(Warp / PIAS)
25/03/2003
Electronique

Après le double album bourratif Drukqs, Aphex remet ça avec une double compil qui ne risque pas quant à elle, de nous étouffer. Avec ce titre un peu provocateur, la couleur est annoncée d’entrée. On aurait également aimé que la provocation soit musicale.
Le premier CD aligne les cordes et/ou les choeurs éthérés. Ainsi les remixes de Seefeel et Gavin Bryars ne consistent qu’en quelques superpositions rythmiques sur ces éléments de base, tandis que sur le Heroes de Philip Glass de subtiles effets sont ajoutés aux voix, apportant tout juste un petit côté dérangé. Dans un style plus pop on trouve St Etienne qui n’est guère épargné par un mauvais traitement rythmique.
On retrouve réellement Aphex Twin sur le remix de Buck Tick dans les sonorités utilisées pour les mélodies, ou la teinte métallique de quelques percussions ou mieux encore sur deux titres joliment remixés de Nav Katze sur lesquels de petites mélodies malicieuses viennent se glisser. Surprise ensuite avec le premier remix qu’il fit pour Nine Inch Nails, complètement décalé, calme, expérimental avec quelques sonorités acoustiques.
Cela nous permet d’enchaîner avec les 3 meilleurs titres, dont un remix de Nobukazu Takemura avec contrebasse, clarinette et cordes sur lesquels une petite voix fredonne une superbe mélodie.
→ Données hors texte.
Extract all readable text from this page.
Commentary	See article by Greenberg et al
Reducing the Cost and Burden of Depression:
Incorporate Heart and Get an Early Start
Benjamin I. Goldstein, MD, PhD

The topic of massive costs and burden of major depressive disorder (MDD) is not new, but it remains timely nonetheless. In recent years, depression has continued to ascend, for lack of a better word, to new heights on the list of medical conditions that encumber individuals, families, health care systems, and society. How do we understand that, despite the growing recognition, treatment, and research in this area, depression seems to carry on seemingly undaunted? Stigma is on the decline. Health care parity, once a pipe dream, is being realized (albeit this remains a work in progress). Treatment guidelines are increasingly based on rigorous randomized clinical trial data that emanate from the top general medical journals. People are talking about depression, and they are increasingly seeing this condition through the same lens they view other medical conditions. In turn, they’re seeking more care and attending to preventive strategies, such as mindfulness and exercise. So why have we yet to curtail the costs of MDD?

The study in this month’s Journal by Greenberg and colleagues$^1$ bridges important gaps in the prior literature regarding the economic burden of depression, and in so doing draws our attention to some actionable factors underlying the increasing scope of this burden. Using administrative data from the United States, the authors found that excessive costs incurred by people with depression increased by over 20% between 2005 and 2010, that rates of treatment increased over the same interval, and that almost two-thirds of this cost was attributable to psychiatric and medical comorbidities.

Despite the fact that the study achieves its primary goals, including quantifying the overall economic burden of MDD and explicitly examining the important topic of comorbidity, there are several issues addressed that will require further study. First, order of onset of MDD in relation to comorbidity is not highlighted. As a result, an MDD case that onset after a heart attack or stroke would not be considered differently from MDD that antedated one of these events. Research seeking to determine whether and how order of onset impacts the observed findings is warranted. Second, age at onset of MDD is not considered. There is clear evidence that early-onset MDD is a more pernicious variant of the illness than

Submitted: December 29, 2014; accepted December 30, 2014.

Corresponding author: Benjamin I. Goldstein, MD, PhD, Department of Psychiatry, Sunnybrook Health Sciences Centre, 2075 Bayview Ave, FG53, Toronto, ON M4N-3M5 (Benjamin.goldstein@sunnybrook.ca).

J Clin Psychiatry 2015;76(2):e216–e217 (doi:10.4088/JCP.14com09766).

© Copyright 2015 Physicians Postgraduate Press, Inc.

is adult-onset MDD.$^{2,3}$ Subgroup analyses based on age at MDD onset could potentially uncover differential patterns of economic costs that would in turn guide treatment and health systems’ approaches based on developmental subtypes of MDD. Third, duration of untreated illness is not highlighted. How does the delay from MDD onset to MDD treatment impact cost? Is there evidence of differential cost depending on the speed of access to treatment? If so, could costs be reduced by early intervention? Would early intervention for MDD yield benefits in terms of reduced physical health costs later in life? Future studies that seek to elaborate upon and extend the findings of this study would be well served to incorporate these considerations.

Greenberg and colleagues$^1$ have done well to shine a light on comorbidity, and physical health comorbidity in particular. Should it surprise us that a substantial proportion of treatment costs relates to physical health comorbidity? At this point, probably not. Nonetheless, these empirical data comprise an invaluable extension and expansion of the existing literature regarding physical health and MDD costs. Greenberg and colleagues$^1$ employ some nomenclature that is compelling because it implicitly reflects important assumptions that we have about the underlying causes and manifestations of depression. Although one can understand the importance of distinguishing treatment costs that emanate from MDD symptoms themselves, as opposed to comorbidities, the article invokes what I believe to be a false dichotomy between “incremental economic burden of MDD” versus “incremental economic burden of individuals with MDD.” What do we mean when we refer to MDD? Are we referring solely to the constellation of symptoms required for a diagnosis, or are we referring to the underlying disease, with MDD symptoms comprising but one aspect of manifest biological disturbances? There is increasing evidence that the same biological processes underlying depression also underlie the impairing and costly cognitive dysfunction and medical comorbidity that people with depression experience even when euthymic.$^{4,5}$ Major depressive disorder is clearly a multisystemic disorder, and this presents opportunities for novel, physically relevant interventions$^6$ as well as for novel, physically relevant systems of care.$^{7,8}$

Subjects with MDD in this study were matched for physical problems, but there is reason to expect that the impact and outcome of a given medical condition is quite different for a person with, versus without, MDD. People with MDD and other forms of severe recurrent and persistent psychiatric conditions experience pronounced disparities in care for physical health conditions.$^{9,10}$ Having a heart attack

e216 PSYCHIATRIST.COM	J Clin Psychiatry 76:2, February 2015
Autres réussites dans un tout autre style avec la version ambient d’un titre de Jesus Jones dont les éléments rythmiques créent une certaine tension, et un titre de Gentle People qui bénéficie des bons soins du maître puisque ceux-ci sont signés chez Rephlex...
Le CD2 est en quelque sorte la face sombre de cette compilation. Sombre et rythmée, avec dans un premier temps les remixes de Die Fantastischen Viet, Mescalinium et Nine Inch Nails, qui alignent les rythmiques lourdes, métalliques et grinçantes, avec chant allemand rugueux ou nappes sombres.
C’est ensuite le rythme qui va tenir la vedette avec une série de remixes orientés dancefloor. Que ce soit pour lui-même ou pour Baby Ford, il cède à la facilité de rythmiques efficaces et d’arpèges de sonorités acides sur plusieurs morceaux absolument sans intérêt.
On ne retrouve un peu de fraîcheur qu’avec DMX Krew dont il garde l’efficacité pop 80s, et la très belle reprise de Mike Flowers Pops avec rythmique métallique sautillante et des claviers qui l’emportent doucement sur la voix pour un final très electronica aux mélodies sensuelles. Autre surprise, le remix d’un morceau de Philip Boa & The Voodoo Club, électro-pop éthérée complètement déjanté par une rythmique épileptique.
Vous l’aurez compris, la quantité est là mais il faudra chercher la qualité au détour de quelques rares morceaux, en général pour des artistes qu’Aphex Twin apprécie et respecte, ou quelques proches qui sont signés chez Rephlex. Le reste n’est souvent qu’une succession de rythmiques ayant fait sa renommée, plaquées sur les versions originales. S’écoute généralement sans déplaisir, mais d’un intérêt fort limité.